Geosynthetic Reinforced Soil-Integrated Bridge Systems (GRS-IBS) utilize historic bridge building methods to construct sustainable, efficient and effective bridges for low volume roads and over low velocity streams.
GRS-IBS requires a shorter bridge construction time by using local labor and equipment, which lowers costs by 25-60% and minimizes the impact to the public. The technique allows for construction in an environmentally friendly manner and the flexible design can adjust to conditions and weather events. PennDOT encourages the use of GRS-IBS technology for low volume roads. The technology is included in Publication 447, New Products for Low Volume Roads.

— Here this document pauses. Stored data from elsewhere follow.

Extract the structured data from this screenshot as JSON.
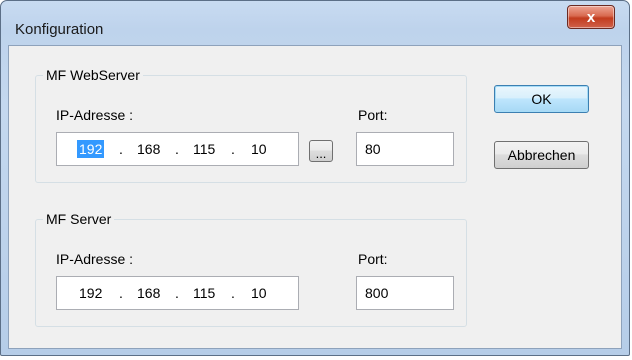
{
  "window": {
    "title": "Konfiguration",
    "close_glyph": "x"
  },
  "webserver": {
    "group_label": "MF WebServer",
    "ip_label": "IP-Adresse :",
    "ip": [
      "192",
      "168",
      "115",
      "10"
    ],
    "ip_separator": ".",
    "port_label": "Port:",
    "port": "80",
    "browse_label": "..."
  },
  "server": {
    "group_label": "MF Server",
    "ip_label": "IP-Adresse :",
    "ip": [
      "192",
      "168",
      "115",
      "10"
    ],
    "ip_separator": ".",
    "port_label": "Port:",
    "port": "800"
  },
  "buttons": {
    "ok": "OK",
    "cancel": "Abbrechen"
  },
  "colors": {
    "selection": "#3399ff",
    "client_background": "#f0f0f0",
    "close_button": "#c23c1e"
  },
  "icons": {
    "close": "close-icon"
  }
}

The Safety Edge technique uses a wedge shaped attachment to paving equipment to create a sloped 30 degree angle edge to the roadway. Safety Edge requires less than 1% of additional asphalt and can be implemented quickly at a low cost. Since the technique was introduced, over 200 projects have incorporated Safety Edge into roadway paving.
PennDOT issued Strike-Off Letter 481-13-02 making a new Standard Special Provision for inclusion of a Safety Edge detail in the placement of bituminous concrete pavements.
Warm Mix Asphalt (WMA) technology allows Hot Mix Asphalt (HMA) producers to mix pavement materials at 30 to 120 degrees lower than traditional heating practices. WMA can be used in cooler temperatures and improves efficiency by allowing paving seasons to start earlier and extend after the construction season. WMA’s lower production temperatures produce less emissions, which improves the environment for construction workers as well as drivers and pedestrians. PennDOT supports the use of WMA statewide and has included WMA in two new specifications in Publication 408.
Traffic congestion can be alleviated by improving traffic signal timing to adapt to changing traffic patterns and events. Conventional traffic signal systems use preprogrammed timing schedules. In contrast, adaptive signal control systems rely on real-time traffic information to continually update red and green light patterns. By responding to real-time conditions, adaptive traffic signals decrease delays, lower fuel consumption, and reduce greenhouse emissions.
Through the Green Light-Go Program, funding is available to Pennsylvania local governments to update traffic signal technology and install adaptive signals. For more information, please visit www.dot.state.pa.us/signals.
Uniform compaction during paving operations is critical to pavement performance, durability, and strength. Intelligent Compaction (IC) provides equipment operators with real-time monitoring technology to document (and make adjustments to improve) uniformity and reach optimal pavement densities. This integrated technology increases productivity and reduces future highway repair costs.
The State Transportation Innovation Council has selected Intelligent Compaction as an innovative technique to improve efficiency and result in smoother, longer-lasting pavement. To offer guidance on Intelligent Compaction usage, PennDOT has drafted a Special Provision and Publication 771 which are expected to be finalized in 2015.
In Pennsylvania, there are nearly 200 fatalities and 500 major injury incidents on slippery or wet pavement each year. PennDOT is recommending the use of High Friction Surface Treatments (HFST) to enhance safety at locations with a history of wet-pavement crashes. This technology is applied in spot treatments as a safety counter-measure to improve pavement friction, help vehicles maintain control, and prevent crashes.
PennDOT has installed HFST at over 40 locations and has identified more than 100 locations that would benefit from this innovative technique.
Roundabouts improve safety, reduce traffic delays and congestion. A modern roundabout is a type of circular intersection where traffic flows continuously in a counterclockwise direction around a central island. Studies have shown that roundabouts reduce fatal crashes by up to 90% and result in a 75% reduction in injury-causing accidents. Roundabouts also improve pedestrian safety by allowing people to cross shorter distances, and navigate through slower one-way traffic.
The State Transportation Innovation Council is promoting the use of roundabouts to improve safety and reduce congestion on state and local roads. PennDOT has constructed over 20 roundabouts in Pennsylvania, and more than 30 are planned.
Crushed Concrete Aggregate, known as Recycled Concrete, reduces the amount of construction waste from highway reconstruction and conserves natural resources. These benefits have an added value of reducing construction costs. Because of these clear environmental and economic benefits, the State Transportation Innovation Council is working with PennDOT partners to evaluate current policies and identify barriers. Through this evaluation, barriers that hinder the broader use of Crushed Concrete Aggregate can be identified and removed while ensuring that the material meets the same quality standards as new aggregate.